Si durant tout le Moyen Âge les vins provenant de ce terroir furent considérés à l'égal de ceux de Beaune, c'est qu'ils étaient produits avec un cépage exceptionnel le mourvèdre appelé alors « plant de Saint-Gilles »[2]. Le cépage vaccarèse ou brun argenté, qui est l'un des treize cépages de châteauneuf-du-pape est aussi connu sous les noms de Camarèse (à Chusclan), Camares du Gard, Madeleine, Vaccareso et Vakarez bekannt. Il est probablement originaire de la Camargue et des rives de l'étang de Vaccarès.
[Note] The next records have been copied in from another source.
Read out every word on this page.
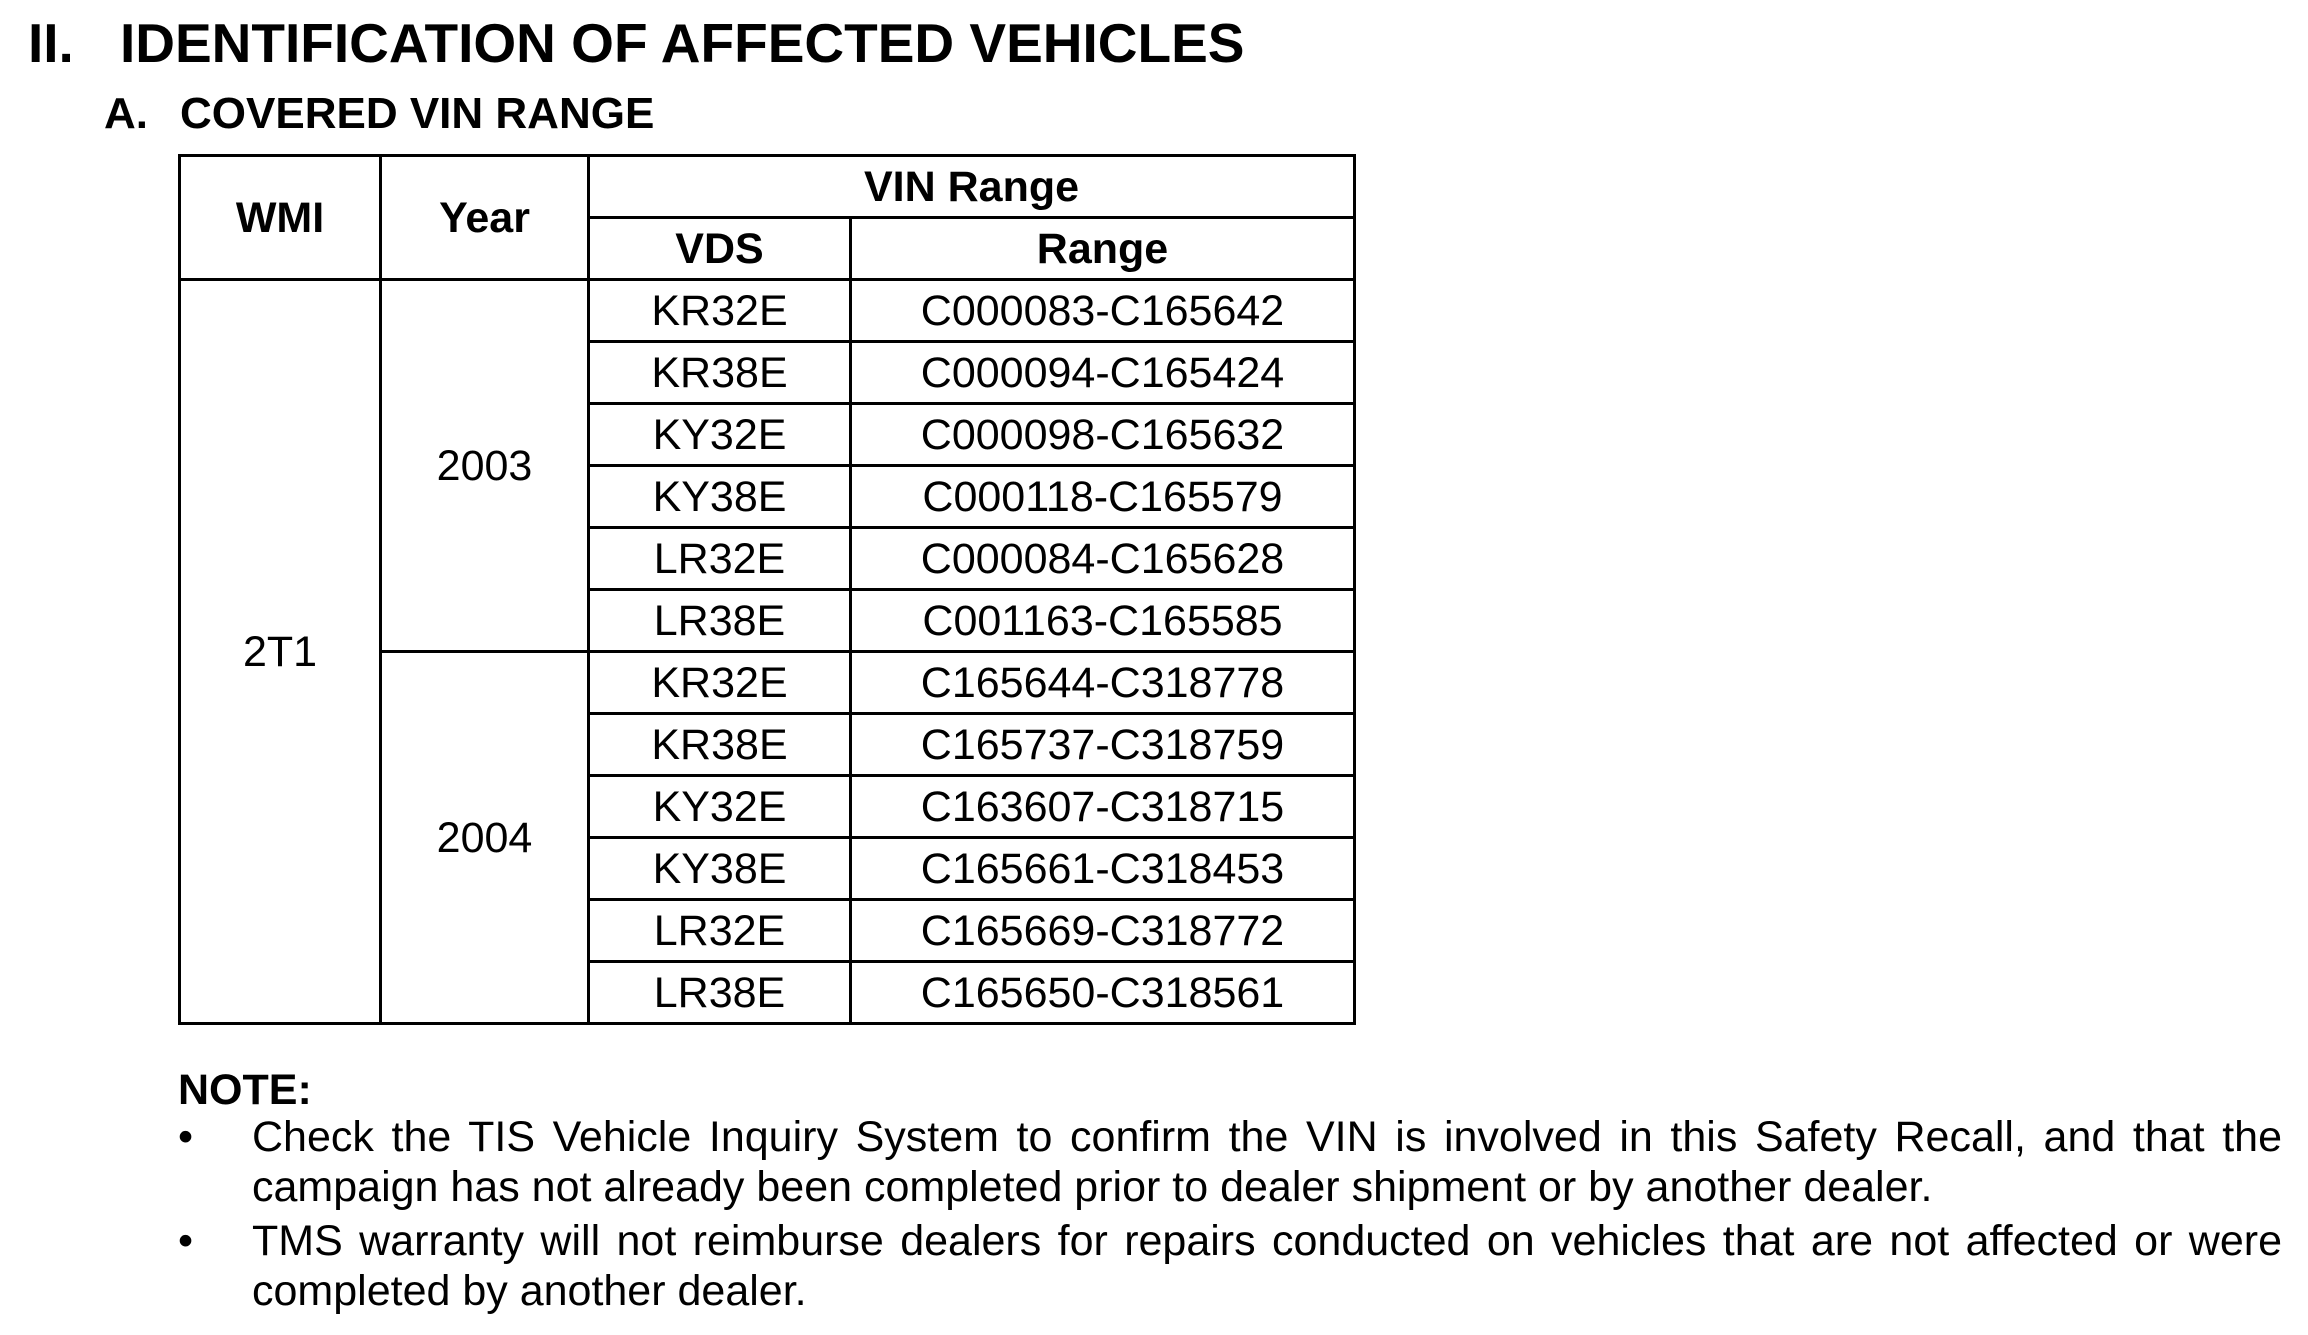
II. IDENTIFICATION OF AFFECTED VEHICLES
A. COVERED VIN RANGE
WMI	Year	VIN Range	
		VDS	Range
2T1	2003	KR32E	C000083-C165642
		KR38E	C000094-C165424
		KY32E	C000098-C165632
		KY38E	C000118-C165579
		LR32E	C000084-C165628
		LR38E	C001163-C165585
	2004	KR32E	C165644-C318778
		KR38E	C165737-C318759
		KY32E	C163607-C318715
		KY38E	C165661-C318453
		LR32E	C165669-C318772
		LR38E	C165650-C318561
NOTE:
•	Check the TIS Vehicle Inquiry System to confirm the VIN is involved in this Safety Recall, and that the campaign has not already been completed prior to dealer shipment or by another dealer.
•	TMS warranty will not reimburse dealers for repairs conducted on vehicles that are not affected or were completed by another dealer.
La culture de la vigne en Petite Camargue est attestée par des lettres de 1406 et de 1431. Paraphées par les rois Charles VI et Charles VII, elles règlementaient la vente des vins produits sur le territoire d’Aigues-Mortes[3].
Au cours des années 1880, la Compagnie des Salins du Midi plante des vignes sur les lidos sableux qu'elle possède entre Aigues-Mortes et les Saintes-Maries-de-la-Mer. Ce vignoble franc de pied est protégé par le sable du phylloxéra qui ravage tous les autres vignobles[4]. Un vin d'Aigues-Mortes est présenté en 1897 au Concours général agricole de Paris sous la marque « Exploitation de Vignoble de Sables »[3].
Essor et régression
De 1870 à 1943, la viticulture a connu en Grande Camargue une période florissante. Elle le dut à l'invasion du phylloxera. Parmi les moyens de lutte contre cet insecte le plus efficace était d'inonder les vignes pendant 40 à 50 jours. La Camargue où l'endiguement venait d'être terminé, où canaux d'irrigation et d'assainissement et stations de pompage étaient opérationnels s'y prêta facilement[5].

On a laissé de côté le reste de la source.